Inelastic Collision of drunken driver

[rose3]

Homework Statement

A drunken driver crashes his car into a parked car that has its brakes set. The two cars move off together (perfectly inelastic collision), with the locked wheels of the parked car leaving skid marks 8.0 m in length.
If the mass of the moving car is 2290kg and the mass of the parked car is 1150 kg how fast was the first car traveling when it hit the parked car?
Assume that the driver of the moving car made no attempt to brake and that the coefficient of friction between the tires and the road is 0.28.

Homework Equations

F=μN=μmg
ma=μmg
vf^2=vi^2+2ad
m1v1=m2v2

The Attempt at a Solution

I found the speed of the two cars after the collision.
a=μg= (0.28)(-9.8)=-2.744 m/s^2
vi^2=vf^2-2ad = 0-2(-2.744)(8.0)
vi=6.626m/s
[/B]
I found the speed of the moving car using the momentum equation.
v1=(m2v2)/m1=((3440kg)(6.626))/2290kg=9.95m/s

Apparently this answer is wrong.

 

[ehild]

Homework Statement

A drunken driver crashes his car into a parked car that has its brakes set. The two cars move off together (perfectly inelastic collision), with the locked wheels of the parked car leaving skid marks 8.0 m in length.
If the mass of the moving car is 2290kg and the mass of the parked car is 1150 kg how fast was the first car traveling when it hit the parked car?
Assume that the driver of the moving car made no attempt to brake and that the coefficient of friction between the tires and the road is 0.28.

Homework Equations

F=μN=μmg
ma=μmg
vf^2=vi^2+2ad
m1v1=m2v2

The Attempt at a Solution

I found the speed of the two cars after the collision.
a=μg= (0.28)(-9.8)=-2.744 m/s^2
vi^2=vf^2-2ad = 0-2(-2.744)(8.0)
vi=6.626m/s
[/B]
I found the speed of the moving car using the momentum equation.
v1=(m2v2)/m1=((3440kg)(6.626))/2290kg=9.95m/s

Apparently this answer is wrong.

Hi Rose, welcome to PF!
What does the sentence mean "Assume that the driver of the moving car made no attempt to brake" ?

 

[rose3]

Hi Rose, welcome to PF!
What does the sentence mean "Assume that the driver of the moving car made no attempt to brake" ?

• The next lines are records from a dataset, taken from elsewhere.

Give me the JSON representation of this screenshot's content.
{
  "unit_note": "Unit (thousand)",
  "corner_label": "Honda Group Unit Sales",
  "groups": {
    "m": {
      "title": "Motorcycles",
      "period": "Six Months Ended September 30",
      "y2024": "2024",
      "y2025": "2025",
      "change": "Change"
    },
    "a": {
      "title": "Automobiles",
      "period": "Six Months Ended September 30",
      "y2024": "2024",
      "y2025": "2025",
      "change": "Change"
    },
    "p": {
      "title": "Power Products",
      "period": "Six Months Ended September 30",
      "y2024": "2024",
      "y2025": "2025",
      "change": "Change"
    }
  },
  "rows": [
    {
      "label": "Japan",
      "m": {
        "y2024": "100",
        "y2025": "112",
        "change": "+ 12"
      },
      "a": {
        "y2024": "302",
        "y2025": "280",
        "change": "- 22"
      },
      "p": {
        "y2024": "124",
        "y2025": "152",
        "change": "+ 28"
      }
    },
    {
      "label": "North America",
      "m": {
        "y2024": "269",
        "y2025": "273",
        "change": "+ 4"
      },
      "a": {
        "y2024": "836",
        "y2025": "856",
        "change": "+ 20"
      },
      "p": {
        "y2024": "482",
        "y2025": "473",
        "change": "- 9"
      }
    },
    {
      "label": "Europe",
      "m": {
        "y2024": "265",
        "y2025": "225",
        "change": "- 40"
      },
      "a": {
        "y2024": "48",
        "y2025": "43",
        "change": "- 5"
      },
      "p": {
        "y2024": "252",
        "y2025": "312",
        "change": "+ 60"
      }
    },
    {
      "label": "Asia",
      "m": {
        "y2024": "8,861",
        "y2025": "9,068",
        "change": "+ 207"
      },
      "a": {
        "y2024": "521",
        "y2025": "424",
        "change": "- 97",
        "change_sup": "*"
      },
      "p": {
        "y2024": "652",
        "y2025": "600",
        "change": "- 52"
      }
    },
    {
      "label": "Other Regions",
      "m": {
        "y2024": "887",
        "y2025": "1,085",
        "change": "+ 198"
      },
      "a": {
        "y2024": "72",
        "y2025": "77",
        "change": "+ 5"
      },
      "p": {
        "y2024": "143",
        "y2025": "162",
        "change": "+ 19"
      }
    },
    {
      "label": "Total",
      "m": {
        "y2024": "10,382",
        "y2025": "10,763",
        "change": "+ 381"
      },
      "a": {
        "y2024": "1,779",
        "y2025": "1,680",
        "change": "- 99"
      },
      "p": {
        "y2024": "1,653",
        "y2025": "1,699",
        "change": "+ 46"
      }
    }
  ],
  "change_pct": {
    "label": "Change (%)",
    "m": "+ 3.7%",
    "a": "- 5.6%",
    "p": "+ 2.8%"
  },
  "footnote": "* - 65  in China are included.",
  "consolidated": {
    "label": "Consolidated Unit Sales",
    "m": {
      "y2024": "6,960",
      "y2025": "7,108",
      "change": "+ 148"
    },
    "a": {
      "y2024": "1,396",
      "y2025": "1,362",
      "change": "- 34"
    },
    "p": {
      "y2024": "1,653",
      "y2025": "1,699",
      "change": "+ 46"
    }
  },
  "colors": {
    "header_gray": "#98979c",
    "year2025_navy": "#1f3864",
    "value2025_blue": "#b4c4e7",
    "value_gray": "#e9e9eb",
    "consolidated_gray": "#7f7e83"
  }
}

I believe it just means that the speed of the moving car was constant before the collision, he didn't make an attempt to slow down. I'm not sure how this is supposed to affect the solution.

 

[ehild]

The coefficient of kinetic friction refers to sliding tyres. If the wheels of the car roll, there can be rolling resistance which is much smaller than the sliding friction, it can be ignored. The tyres slide if the brake is applied, but it happened to the parked car only.

 

[rose3]

The coefficient of kinetic friction refers to sliding tyres. If the wheels of the car roll, there can be rolling resistance which is much smaller than the sliding friction, it can be ignored. The tyres slide if the brake is applied, but it happened to the parked car only.

Ok so does this mean that friction works only on the parked object after the collision? How would this affect the final answer and how would I incorporate that into my calculations?

 

[ehild]

Ok so does this mean that friction works only on the parked object after the collision? How would this affect the final answer and how would I incorporate that into my calculations?

Yes, the friction works only on the parked car. How much is that force of friction?
As the cars are in contact after the collision, that force acts on both of them, and slows them down.

 

[rose3]

Ok so I calculated the normal force to be -3155.6 N and then divided this number by 3440 kg(the combined mass) to find the acceleration which was -0.9173 m/s^2. I then used this value to find the speed of the cars after the collision (which was 3.83 m/s). I used this value in the momentum equation to find the initial speed of the car (5.75 m/s). Apparently this is also incorrect. What am I doing wrong? I only have one more chance to get the right answer.

 

[ehild]

Your answer is correct, but they may want the speed in km/h . In real life, m/s is not the usual unit for the speed of cars.